Isaac serrait les dents. La carlingue du vaisseau tremblait, ce qui, ajouté au bruit des réacteurs, provoquait un vacarme de tous les diables. Les trois hommes ne pouvaient arriver à s'entendre que par les émetteurs fichés dans leurs casques.
Le vaisseau fendait l'air comme un météore. Des flammes dansaient devant le cockpit et faisaient encore flamboyer davantage la surface aride de Mars.
— 105 kilomètres d'altitude ! On entre dans la mésosphère, accrochez-vous, ça va secouer !
Le vaisseau était ballotté par des vents violents. Isaac espérait silencieusement que les Russes avaient choisi une trajectoire suffisamment éloignée de la leur pour ne pas risquer de les percuter. À cette vitesse, les deux vaisseaux seraient réduits en poussière en un clin d'œil.
— 75 kilomètres, continuait d'égrener Phil. Vitesse toujours constante !
La gravité tirait le vaisseau vers le bas tandis que les réacteurs continuaient de fonctionner pour garder le cap vers le point d'atterrissage voulu. La carlingue tremblait de plus en plus à mesure que l'air chargé de poussière orange se densifiait tout autour.
— 40 kilomètres, on arrive dans la troposphère ! Il va falloir commencer à ralentir !
— Pas encore, répondit Isaac, nous n'avons pas le temps d'être prudents !
Les deux pilotes transpiraient à grosses gouttes. La traversée des derniers kilomètres allait être décisive et pourrait leur assurer la victoire... ou peut-être la mort.
Le sol se rapprochait toujours lentement sous leurs yeux. L'impression de lenteur était d'ailleurs étonnante alors qu'ils filaient à plusieurs kilomètres par seconde.
— 30 kilomètres ! Isaac, on va s'écraser, il faut freiner.
— On allume les rétrofusées ! cria Isaac en poussant le levier correspondant.
Les trois hommes se sentirent brusquement écrasés sur leurs sièges. Le brasier infernal craché par les rétrofusées opposait une force redoutable au vaisseau. La décélération était à la limite du supportable pour les astronautes qui, sans l'entraînement de choc qu'ils avaient reçu sur Terre, auraient sans aucun doute défailli.
— 15 kilomètres d'altitude, parvint à articuler Phil sans cesser de serrer les dents. 3 kilomètres par seconde !
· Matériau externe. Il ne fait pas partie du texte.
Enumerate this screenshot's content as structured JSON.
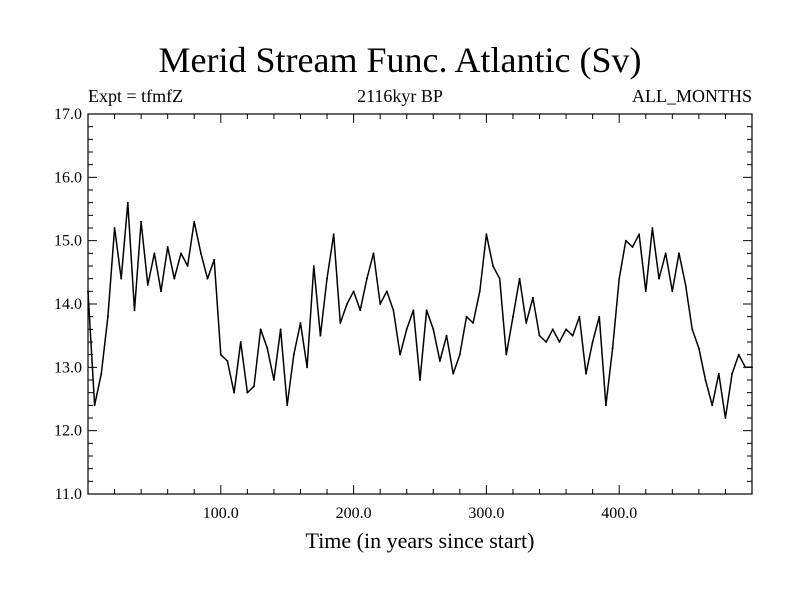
{
  "chart_data": {
    "type": "line",
    "title": "Merid Stream Func. Atlantic (Sv)",
    "subtitle_left": "Expt = tfmfZ",
    "subtitle_center": "2116kyr BP",
    "subtitle_right": "ALL_MONTHS",
    "xlabel": "Time (in years since start)",
    "ylabel": "",
    "xlim": [
      0,
      500
    ],
    "ylim": [
      11.0,
      17.0
    ],
    "x_ticks": [
      100,
      200,
      300,
      400
    ],
    "x_tick_labels": [
      "100.0",
      "200.0",
      "300.0",
      "400.0"
    ],
    "y_ticks": [
      11,
      12,
      13,
      14,
      15,
      16,
      17
    ],
    "y_tick_labels": [
      "11.0",
      "12.0",
      "13.0",
      "14.0",
      "15.0",
      "16.0",
      "17.0"
    ],
    "grid": false,
    "series": [
      {
        "name": "Merid Stream Func. Atlantic",
        "color": "#000000",
        "x": [
          0,
          5,
          10,
          15,
          20,
          25,
          30,
          35,
          40,
          45,
          50,
          55,
          60,
          65,
          70,
          75,
          80,
          85,
          90,
          95,
          100,
          105,
          110,
          115,
          120,
          125,
          130,
          135,
          140,
          145,
          150,
          155,
          160,
          165,
          170,
          175,
          180,
          185,
          190,
          195,
          200,
          205,
          210,
          215,
          220,
          225,
          230,
          235,
          240,
          245,
          250,
          255,
          260,
          265,
          270,
          275,
          280,
          285,
          290,
          295,
          300,
          305,
          310,
          315,
          320,
          325,
          330,
          335,
          340,
          345,
          350,
          355,
          360,
          365,
          370,
          375,
          380,
          385,
          390,
          395,
          400,
          405,
          410,
          415,
          420,
          425,
          430,
          435,
          440,
          445,
          450,
          455,
          460,
          465,
          470,
          475,
          480,
          485,
          490,
          495,
          500
        ],
        "values": [
          14.2,
          12.4,
          12.9,
          13.8,
          15.2,
          14.4,
          15.6,
          13.9,
          15.3,
          14.3,
          14.8,
          14.2,
          14.9,
          14.4,
          14.8,
          14.6,
          15.3,
          14.8,
          14.4,
          14.7,
          13.2,
          13.1,
          12.6,
          13.4,
          12.6,
          12.7,
          13.6,
          13.3,
          12.8,
          13.6,
          12.4,
          13.2,
          13.7,
          13.0,
          14.6,
          13.5,
          14.4,
          15.1,
          13.7,
          14.0,
          14.2,
          13.9,
          14.4,
          14.8,
          14.0,
          14.2,
          13.9,
          13.2,
          13.6,
          13.9,
          12.8,
          13.9,
          13.6,
          13.1,
          13.5,
          12.9,
          13.2,
          13.8,
          13.7,
          14.2,
          15.1,
          14.6,
          14.4,
          13.2,
          13.8,
          14.4,
          13.7,
          14.1,
          13.5,
          13.4,
          13.6,
          13.4,
          13.6,
          13.5,
          13.8,
          12.9,
          13.4,
          13.8,
          12.4,
          13.3,
          14.4,
          15.0,
          14.9,
          15.1,
          14.2,
          15.2,
          14.4,
          14.8,
          14.2,
          14.8,
          14.3,
          13.6,
          13.3,
          12.8,
          12.4,
          12.9,
          12.2,
          12.9,
          13.2,
          13.0,
          13.0
        ]
      }
    ]
  }
}
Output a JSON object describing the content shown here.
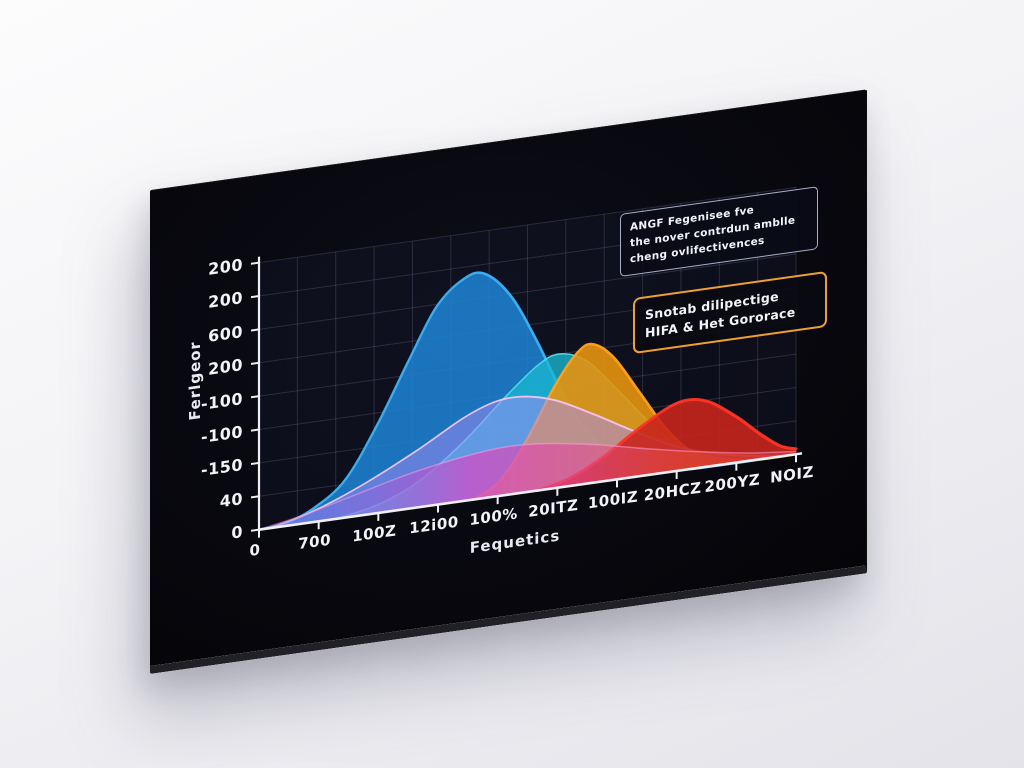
{
  "scene": {
    "description_label": "wall-mounted dark display showing frequency response chart"
  },
  "chart_data": {
    "type": "area",
    "title": "",
    "xlabel": "Fequetics",
    "ylabel": "Ferlgeor",
    "x_tick_labels": [
      "0",
      "700",
      "100Z",
      "12i00",
      "100%",
      "20ITZ",
      "100IZ",
      "20HCZ",
      "200YZ",
      "NOIZ"
    ],
    "y_tick_labels": [
      "200",
      "200",
      "600",
      "200",
      "-100",
      "-100",
      "-150",
      "40",
      "0"
    ],
    "grid": true,
    "legend": false,
    "axis_color": "#f0f0f4",
    "grid_color": "rgba(155,165,205,0.20)",
    "plot_bg": "rgba(22,26,48,0.35)",
    "series": [
      {
        "name": "blue-bell",
        "fill": "#1e82d2",
        "fill_opacity": 0.88,
        "stroke": "#3fb2f5",
        "stroke_width": 2.5,
        "points": [
          [
            0,
            0
          ],
          [
            0.05,
            0.01
          ],
          [
            0.1,
            0.05
          ],
          [
            0.16,
            0.14
          ],
          [
            0.22,
            0.33
          ],
          [
            0.28,
            0.56
          ],
          [
            0.33,
            0.74
          ],
          [
            0.38,
            0.83
          ],
          [
            0.42,
            0.84
          ],
          [
            0.47,
            0.74
          ],
          [
            0.52,
            0.55
          ],
          [
            0.57,
            0.33
          ],
          [
            0.62,
            0.17
          ],
          [
            0.67,
            0.07
          ],
          [
            0.72,
            0.02
          ],
          [
            0.8,
            0
          ],
          [
            1,
            0
          ]
        ]
      },
      {
        "name": "cyan-bell",
        "fill": "#19b9d2",
        "fill_opacity": 0.78,
        "stroke": "#4fdbe9",
        "stroke_width": 1.6,
        "points": [
          [
            0.14,
            0
          ],
          [
            0.22,
            0.03
          ],
          [
            0.3,
            0.1
          ],
          [
            0.38,
            0.22
          ],
          [
            0.46,
            0.37
          ],
          [
            0.52,
            0.47
          ],
          [
            0.56,
            0.5
          ],
          [
            0.61,
            0.46
          ],
          [
            0.67,
            0.33
          ],
          [
            0.73,
            0.19
          ],
          [
            0.79,
            0.08
          ],
          [
            0.85,
            0.02
          ],
          [
            0.91,
            0
          ],
          [
            1,
            0
          ]
        ]
      },
      {
        "name": "orange-bell",
        "fill": "#e6930e",
        "fill_opacity": 0.9,
        "stroke": "#ffa21f",
        "stroke_width": 2.5,
        "points": [
          [
            0.4,
            0
          ],
          [
            0.45,
            0.06
          ],
          [
            0.5,
            0.2
          ],
          [
            0.55,
            0.38
          ],
          [
            0.59,
            0.49
          ],
          [
            0.62,
            0.52
          ],
          [
            0.66,
            0.46
          ],
          [
            0.71,
            0.31
          ],
          [
            0.76,
            0.16
          ],
          [
            0.81,
            0.06
          ],
          [
            0.87,
            0.02
          ],
          [
            0.93,
            0
          ],
          [
            1,
            0
          ]
        ]
      },
      {
        "name": "lavender-bell",
        "fill": "#a78bfa",
        "fill_opacity": 0.5,
        "stroke": "#f5c4ee",
        "stroke_width": 1.8,
        "points": [
          [
            0.02,
            0
          ],
          [
            0.1,
            0.04
          ],
          [
            0.2,
            0.12
          ],
          [
            0.3,
            0.22
          ],
          [
            0.38,
            0.31
          ],
          [
            0.44,
            0.355
          ],
          [
            0.49,
            0.36
          ],
          [
            0.55,
            0.33
          ],
          [
            0.62,
            0.26
          ],
          [
            0.7,
            0.17
          ],
          [
            0.78,
            0.09
          ],
          [
            0.86,
            0.04
          ],
          [
            0.94,
            0.01
          ],
          [
            1,
            0
          ]
        ]
      },
      {
        "name": "red-bell",
        "fill": "#c8251d",
        "fill_opacity": 0.9,
        "stroke": "#ff3526",
        "stroke_width": 3,
        "points": [
          [
            0.52,
            0
          ],
          [
            0.58,
            0.03
          ],
          [
            0.64,
            0.09
          ],
          [
            0.7,
            0.17
          ],
          [
            0.76,
            0.24
          ],
          [
            0.8,
            0.26
          ],
          [
            0.84,
            0.24
          ],
          [
            0.89,
            0.17
          ],
          [
            0.93,
            0.1
          ],
          [
            0.97,
            0.04
          ],
          [
            1,
            0.02
          ]
        ]
      },
      {
        "name": "magenta-band",
        "fill": "gradient",
        "fill_opacity": 0.82,
        "stroke": "rgba(255,160,225,0.55)",
        "stroke_width": 1.5,
        "gradient_stops": [
          {
            "offset": "0%",
            "color": "#4f7df0",
            "opacity": 0.3
          },
          {
            "offset": "40%",
            "color": "#e044c4",
            "opacity": 0.85
          },
          {
            "offset": "60%",
            "color": "#e0489a",
            "opacity": 0.7
          },
          {
            "offset": "80%",
            "color": "#f05438",
            "opacity": 0.5
          },
          {
            "offset": "100%",
            "color": "#f04848",
            "opacity": 0.4
          }
        ],
        "points": [
          [
            0,
            0
          ],
          [
            0.08,
            0.03
          ],
          [
            0.18,
            0.08
          ],
          [
            0.28,
            0.13
          ],
          [
            0.38,
            0.165
          ],
          [
            0.46,
            0.18
          ],
          [
            0.54,
            0.17
          ],
          [
            0.63,
            0.14
          ],
          [
            0.72,
            0.1
          ],
          [
            0.82,
            0.06
          ],
          [
            0.91,
            0.03
          ],
          [
            1,
            0.01
          ]
        ]
      }
    ],
    "annotations": [
      {
        "border": "#a8aec6",
        "lines": [
          "ANGF Fegenisee fve",
          "the nover contrdun amblle",
          "cheng ovlifectivences"
        ]
      },
      {
        "border": "#f0a030",
        "lines": [
          "Snotab dilipectige",
          "HIFA & Het Gororace"
        ]
      }
    ]
  }
}
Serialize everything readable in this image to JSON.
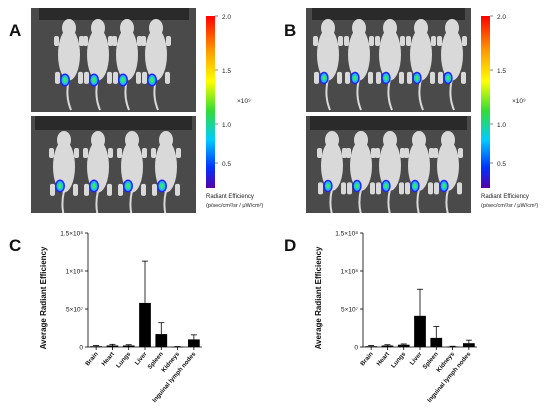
{
  "panels": {
    "a": {
      "letter": "A"
    },
    "b": {
      "letter": "B"
    },
    "c": {
      "letter": "C"
    },
    "d": {
      "letter": "D"
    }
  },
  "colorbar": {
    "ticks": [
      "2.0",
      "1.5",
      "1.0",
      "0.5"
    ],
    "exponent": "×10⁹",
    "label_line1": "Radiant Efficiency",
    "label_line2": "(p/sec/cm²/sr / μW/cm²)"
  },
  "colors": {
    "bar": "#000000",
    "photo_bg": "#4a4a4a",
    "mouse": "#d9d9d9"
  },
  "chart_data": [
    {
      "type": "bar",
      "ylabel": "Average Radiant Efficiency",
      "ytick_labels": [
        "0",
        "5×10⁷",
        "1×10⁸",
        "1.5×10⁸"
      ],
      "ylim": [
        0,
        150000000
      ],
      "categories": [
        "Brain",
        "Heart",
        "Lungs",
        "Liver",
        "Spleen",
        "Kidneys",
        "Inguinal lymph nodes"
      ],
      "values": [
        1000000,
        2000000,
        2000000,
        58000000,
        17000000,
        300000,
        10000000
      ],
      "errors": [
        1000000,
        1500000,
        1000000,
        55000000,
        15000000,
        300000,
        6000000
      ]
    },
    {
      "type": "bar",
      "ylabel": "Average Radiant Efficiency",
      "ytick_labels": [
        "0",
        "5×10⁷",
        "1×10⁸",
        "1.5×10⁸"
      ],
      "ylim": [
        0,
        150000000
      ],
      "categories": [
        "Brain",
        "Heart",
        "Lungs",
        "Liver",
        "Spleen",
        "Kidneys",
        "Inguinal lymph nodes"
      ],
      "values": [
        1000000,
        2000000,
        3000000,
        41000000,
        12000000,
        500000,
        5000000
      ],
      "errors": [
        1000000,
        1000000,
        1000000,
        35000000,
        15000000,
        500000,
        4000000
      ]
    }
  ]
}
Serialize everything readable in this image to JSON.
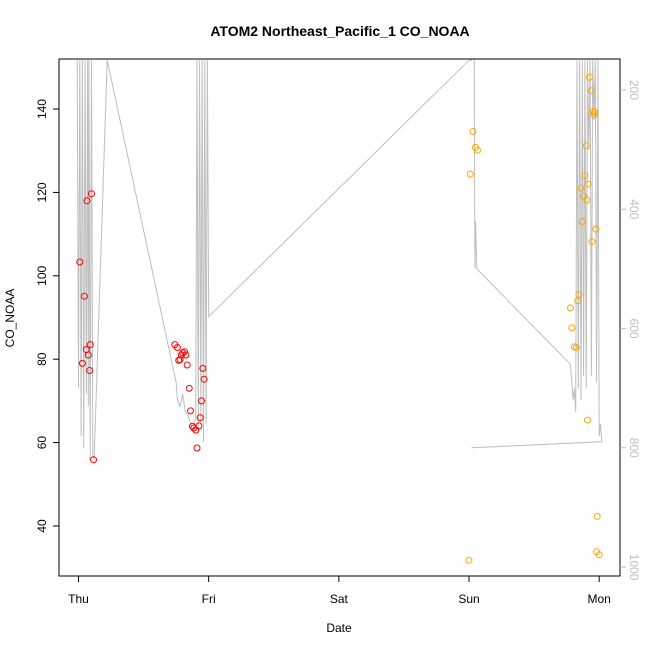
{
  "chart_data": {
    "type": "scatter",
    "title": "ATOM2 Northeast_Pacific_1 CO_NOAA",
    "xlabel": "Date",
    "ylabel": "CO_NOAA",
    "y2label": "",
    "x_ticks": [
      "Thu",
      "Fri",
      "Sat",
      "Sun",
      "Mon"
    ],
    "x_tick_values": [
      0,
      1,
      2,
      3,
      4
    ],
    "xlim": [
      -0.15,
      4.16
    ],
    "ylim": [
      28,
      152
    ],
    "y_ticks": [
      40,
      60,
      80,
      100,
      120,
      140
    ],
    "y2_axis_reversed": true,
    "y2lim": [
      1015,
      148
    ],
    "y2_ticks": [
      200,
      400,
      600,
      800,
      1000
    ],
    "grid": false,
    "legend": "none",
    "colors": {
      "series_red": "#ff0000",
      "series_orange": "#ffa500",
      "pressure_line": "#bebebe",
      "axis": "#000000",
      "right_axis": "#bebebe"
    },
    "series": [
      {
        "color": "red",
        "x": [
          0.01,
          0.03,
          0.045,
          0.06,
          0.065,
          0.075,
          0.085,
          0.09,
          0.1,
          0.115,
          0.74,
          0.76,
          0.77,
          0.78,
          0.79,
          0.8,
          0.815,
          0.825,
          0.835,
          0.85,
          0.86,
          0.875,
          0.885,
          0.9,
          0.91,
          0.925,
          0.935,
          0.945,
          0.955,
          0.965
        ],
        "y": [
          103.3,
          79,
          95.1,
          82.3,
          118,
          81,
          77.3,
          83.5,
          119.7,
          55.9,
          83.5,
          82.8,
          79.7,
          79.9,
          81,
          81.5,
          81.8,
          81,
          78.6,
          73,
          67.6,
          63.9,
          63.5,
          63,
          58.7,
          64,
          66,
          70,
          77.8,
          75.2
        ]
      },
      {
        "color": "orange",
        "x": [
          3.01,
          3.03,
          3.05,
          3.065,
          3.78,
          3.79,
          3.81,
          3.825,
          3.835,
          3.845,
          3.86,
          3.87,
          3.88,
          3.89,
          3.9,
          3.905,
          3.91,
          3.915,
          3.925,
          3.94,
          3.945,
          3.955,
          3.96,
          3.965,
          3.975,
          3.98,
          3.985,
          4.0
        ],
        "y": [
          124.4,
          134.6,
          130.8,
          130.1,
          92.3,
          87.5,
          83,
          82.8,
          94,
          95.5,
          121,
          113,
          119.1,
          124,
          131.2,
          118.2,
          65.4,
          122,
          147.6,
          144.4,
          108.2,
          139.4,
          138.6,
          139.2,
          111.2,
          33.8,
          42.3,
          33.1
        ]
      },
      {
        "color": "orange",
        "x": [
          3.0
        ],
        "y": [
          31.8
        ]
      }
    ],
    "pressure_line": {
      "color": "grey",
      "axis": "right",
      "x": [
        -0.01,
        0.0,
        0.01,
        0.02,
        0.03,
        0.04,
        0.05,
        0.06,
        0.07,
        0.075,
        0.08,
        0.09,
        0.1,
        0.11,
        0.12,
        0.22,
        0.75,
        0.76,
        0.78,
        0.8,
        0.82,
        0.84,
        0.86,
        0.88,
        0.9,
        0.91,
        0.92,
        0.93,
        0.94,
        0.95,
        0.96,
        0.97,
        0.98,
        0.99,
        1.0,
        3.0,
        3.02,
        3.03,
        3.04,
        3.045,
        3.05,
        3.06,
        3.78,
        3.8,
        3.81,
        3.82,
        3.83,
        3.84,
        3.85,
        3.86,
        3.87,
        3.88,
        3.89,
        3.9,
        3.91,
        3.92,
        3.93,
        3.94,
        3.95,
        3.96,
        3.97,
        3.98,
        3.99,
        4.0,
        4.01,
        4.02,
        3.02,
        4.0
      ],
      "y": [
        150,
        700,
        150,
        780,
        150,
        800,
        150,
        710,
        150,
        730,
        150,
        820,
        150,
        810,
        820,
        150,
        690,
        720,
        730,
        710,
        740,
        745,
        760,
        770,
        750,
        150,
        780,
        150,
        760,
        150,
        790,
        150,
        760,
        150,
        580,
        150,
        150,
        140,
        120,
        500,
        420,
        500,
        660,
        720,
        700,
        740,
        150,
        700,
        150,
        720,
        150,
        680,
        150,
        700,
        150,
        300,
        150,
        680,
        150,
        250,
        150,
        690,
        150,
        780,
        760,
        790,
        800,
        790
      ]
    }
  }
}
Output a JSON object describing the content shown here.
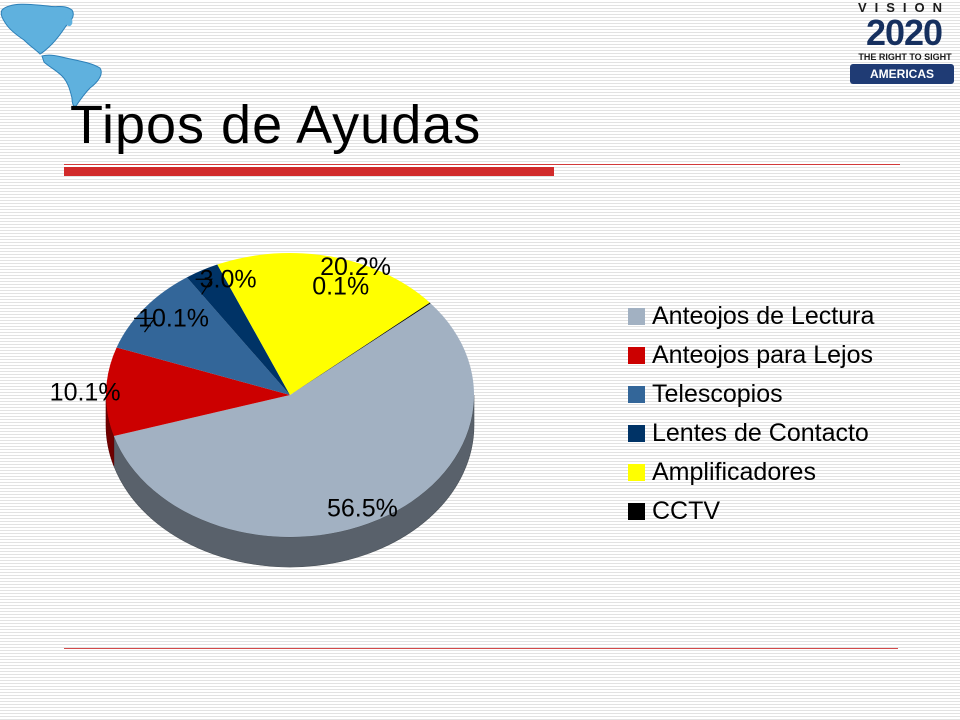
{
  "slide": {
    "title": "Tipos de Ayudas",
    "logo": {
      "vision": "VISION",
      "year": "2020",
      "tagline": "THE RIGHT TO SIGHT",
      "region": "AMERICAS"
    }
  },
  "colors": {
    "accent_red": "#d12a2a",
    "title_text": "#000000"
  },
  "chart_data": {
    "type": "pie",
    "style": "3d",
    "title": "",
    "legend_placement": "right",
    "slices": [
      {
        "label": "Anteojos de Lectura",
        "value": 56.5,
        "value_label": "56.5%",
        "color": "#a2b1c2"
      },
      {
        "label": "Anteojos para Lejos",
        "value": 10.1,
        "value_label": "10.1%",
        "color": "#cc0000"
      },
      {
        "label": "Telescopios",
        "value": 10.1,
        "value_label": "10.1%",
        "color": "#336699"
      },
      {
        "label": "Lentes de Contacto",
        "value": 3.0,
        "value_label": "3.0%",
        "color": "#003366"
      },
      {
        "label": "Amplificadores",
        "value": 20.2,
        "value_label": "20.2%",
        "color": "#ffff00"
      },
      {
        "label": "CCTV",
        "value": 0.1,
        "value_label": "0.1%",
        "color": "#000000"
      }
    ]
  }
}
Les secondes semblaient durer une éternité et alors que la vitesse diminuait, le sol semblait se précipiter vers eux de plus en plus vite.
— 5 kilomètres ! On est à 500 mètres par seconde !
La décélération s'adoucissait et les passagers du vaisseau retrouvaient peu à peu le plein usage de leurs corps mis à rude épreuve par la descente. Le paysage défilait maintenant clairement sous leurs yeux. Isaac aurait presque pu croire être un pilote de ligne atterrissant au beau milieu d'un désert particulièrement atypique.
— On y est, s'écria Phil. Contact avec le sol martien dans sept, six, cinq, quatre, trois...
Le tourbillon de poussière qui enveloppait leur vaisseau devint presque opaque alors que le vaisseau se posa dans un grand fracas sur la roche fragmentée qui constituait le sol à cet endroit. Après quelques secondes, tous les réacteurs s'éteignirent et le vacarme cessa. Isaac et Phil restèrent un instant sans respirer à mesure qu'ils reprenaient leurs esprits.
Le vaisseau était immobile, en un seul morceau. Sur une planète inexplorée. Pour la première fois de l'Histoire, des êtres humains avaient atterri sur Mars.